Although a Specialized Information Security Committee was formed to create a National Cyber-Security Strategy, this task is still on hold. All cyber-security matters are currently handled on an ad hoc basis through the Cyber Police and Scientific Division. Fortunately, personnel from these divisions “participate in specialized training from the Police Development System (SIDEPOL), as well as from numerous other security and law enforcement organizations in countries including Colombia, the US, Holland and Japan.”

Mexico is also in the final stages of amending federal laws and regulations that will allow it to complete accession to the Budapest Convention. A broad consensus of the nation’s executive, legislative and judicial leaders met at a conference in Mexico City in March 2014, where they “agreed on the need for key reforms”.

Words and actions involving such broad coalitions often notably diverge. Although most experts consider initiatives like the Budapest Convention to be a positive step, they believe that Mexico’s approach over-relies on laws and regulations, making it difficult if not impossible to outpace technological change.

An uphill battle

Given its population, energy resources, critical supply chains and close proximity to the US, it’s unsurprising that Mexico receives the 2nd largest number of cyber attacks in Latin America, after Brazil.
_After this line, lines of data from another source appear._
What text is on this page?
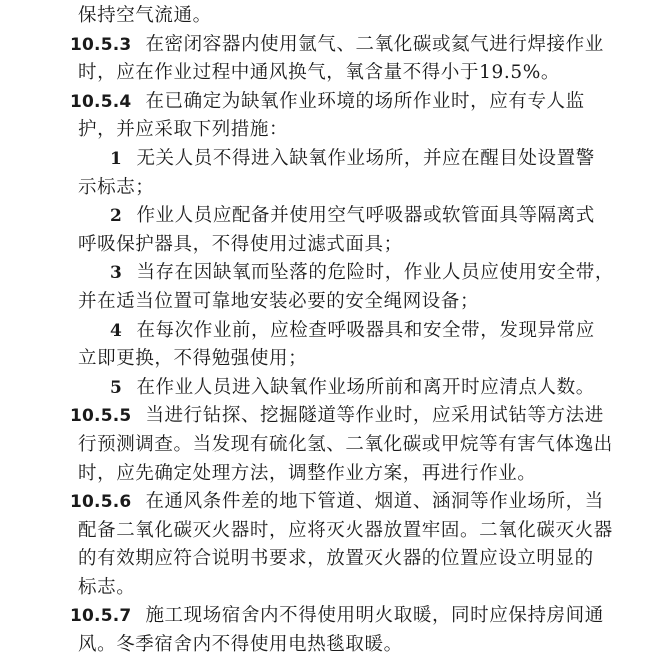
保持空气流通。
10.5.3 在密闭容器内使用氩气、二氧化碳或氦气进行焊接作业
时，应在作业过程中通风换气，氧含量不得小于19.5%。
10.5.4 在已确定为缺氧作业环境的场所作业时，应有专人监
护，并应采取下列措施：
1 无关人员不得进入缺氧作业场所，并应在醒目处设置警
示标志；
2 作业人员应配备并使用空气呼吸器或软管面具等隔离式
呼吸保护器具，不得使用过滤式面具；
3 当存在因缺氧而坠落的危险时，作业人员应使用安全带，
并在适当位置可靠地安装必要的安全绳网设备；
4 在每次作业前，应检查呼吸器具和安全带，发现异常应
立即更换，不得勉强使用；
5 在作业人员进入缺氧作业场所前和离开时应清点人数。
10.5.5 当进行钻探、挖掘隧道等作业时，应采用试钻等方法进
行预测调查。当发现有硫化氢、二氧化碳或甲烷等有害气体逸出
时，应先确定处理方法，调整作业方案，再进行作业。
10.5.6 在通风条件差的地下管道、烟道、涵洞等作业场所，当
配备二氧化碳灭火器时，应将灭火器放置牢固。二氧化碳灭火器
的有效期应符合说明书要求，放置灭火器的位置应设立明显的
标志。
10.5.7 施工现场宿舍内不得使用明火取暖，同时应保持房间通
风。冬季宿舍内不得使用电热毯取暖。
Most Mexican organizations have already been targeted, and these attacks seem likely to increase in sophistication and frequency in the near future.

“There are more users, more connections, more data and more devices connected to the network than ever and this makes organizations more vulnerable to cyber attacks,” said Edgar Vázquez, head of government sales for Intel Security Mexico.

This increase in online activity has also led to a significant escalation in more serious online crime, in particular identity theft, credit card fraud, and online exploitation of minors. Mexico now ranks number one in the world for pornographic material involving minors and is in second place for online production.

Unsurprisingly, the nation is already in the cross-hairs of cartels, which now use digital media to control, manipulate and disseminate false information. Some violently threaten those who reveal information about their organizations.

Given these daunting challenges, many question whether the Mexican government is equipped (and committed) to protecting itself – much less its citizens – against cybercrime. Is it willing to replace aging infrastructure with newer and faster equipment? Will it insist on compliance not just with national norms but with international best practices? Will it train and implement better accountability mechanisms? Will it promote greater data sharing between agencies?

These are just a few of many questions that must be answered. As I0T and artificial intelligence becomes more pervasive, and Mexico’s online population grows, more vulnerabilities will emerge.

In a word, Mexico needs to up its game.